OK, so the HIV/AIDS session was interesting for adding a policy discussion to proceedings. Like many sessions, and like the SSSP Conference I blogged about in SF, I was given the impression that liberal America doesn’t know what to do/think about Obama. He is in so many ways what they wanted but he isn’t quite living up to all their hopes. The main news item was the hope around the lift on the HIV/AIDS travel ban later this year.

I then went to a session led by Nancy Polikoff and her book Beyond (Straight and Gay) Marriage. Many of the books ideas are reflected in the Beyond Marriage website that I’ve used as a starting point in LAW326 for the last two years. She signed a couple of copies of her book for me and I’ll be donating one book to the law library. Check it out if you want to read her message to LAW326 students. She also blogs here. Check it out.

Now this luggage malarkey is getting interested. They have to take air out of the tyres. Who knew? Clearly not the Dutch man who is rather annoyed. I’m grateful for the distraction.
Right, so on to the second day of the programme I kicked the day off with a session on ‘Priorities for the LGBT Agenda in a New Administration’. The session asked, with a constitutional lawyer as America’s new president, how key LGBT are groups working with the new administration and how are they finding relations. Generally, people seemed upbeat but the liberal dilemma I describe above was once more evident.

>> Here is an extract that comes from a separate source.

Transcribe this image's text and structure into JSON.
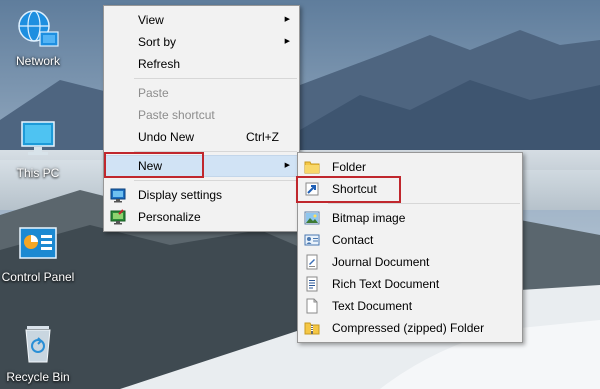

I then went along to a workshop on Pedagogy for Sexuality Courses. The session brought together those who teach Law and Sexuality either as a stand alone module/class or as part of a wider subject. It was interesting and I’ve never had the fortune to attend a similar session in the UK. It was interesting to compare both the content of such courses and the way they are taught, and if I’m honest, I left feeling pretty good about our course at Sunderland. I finished things off with a session looking at LGBT issues and the Supreme Court. It largely seemed to echo the themes of the conference but provided yet another angle. The general mood seemed one of optimism for the future and that’s a good note to end a conference on.
Speaking of moods of optimism, I have three more hours ‘till check in opens and I could do with one of the numerous facilities I described earlier as lacking. Darn it.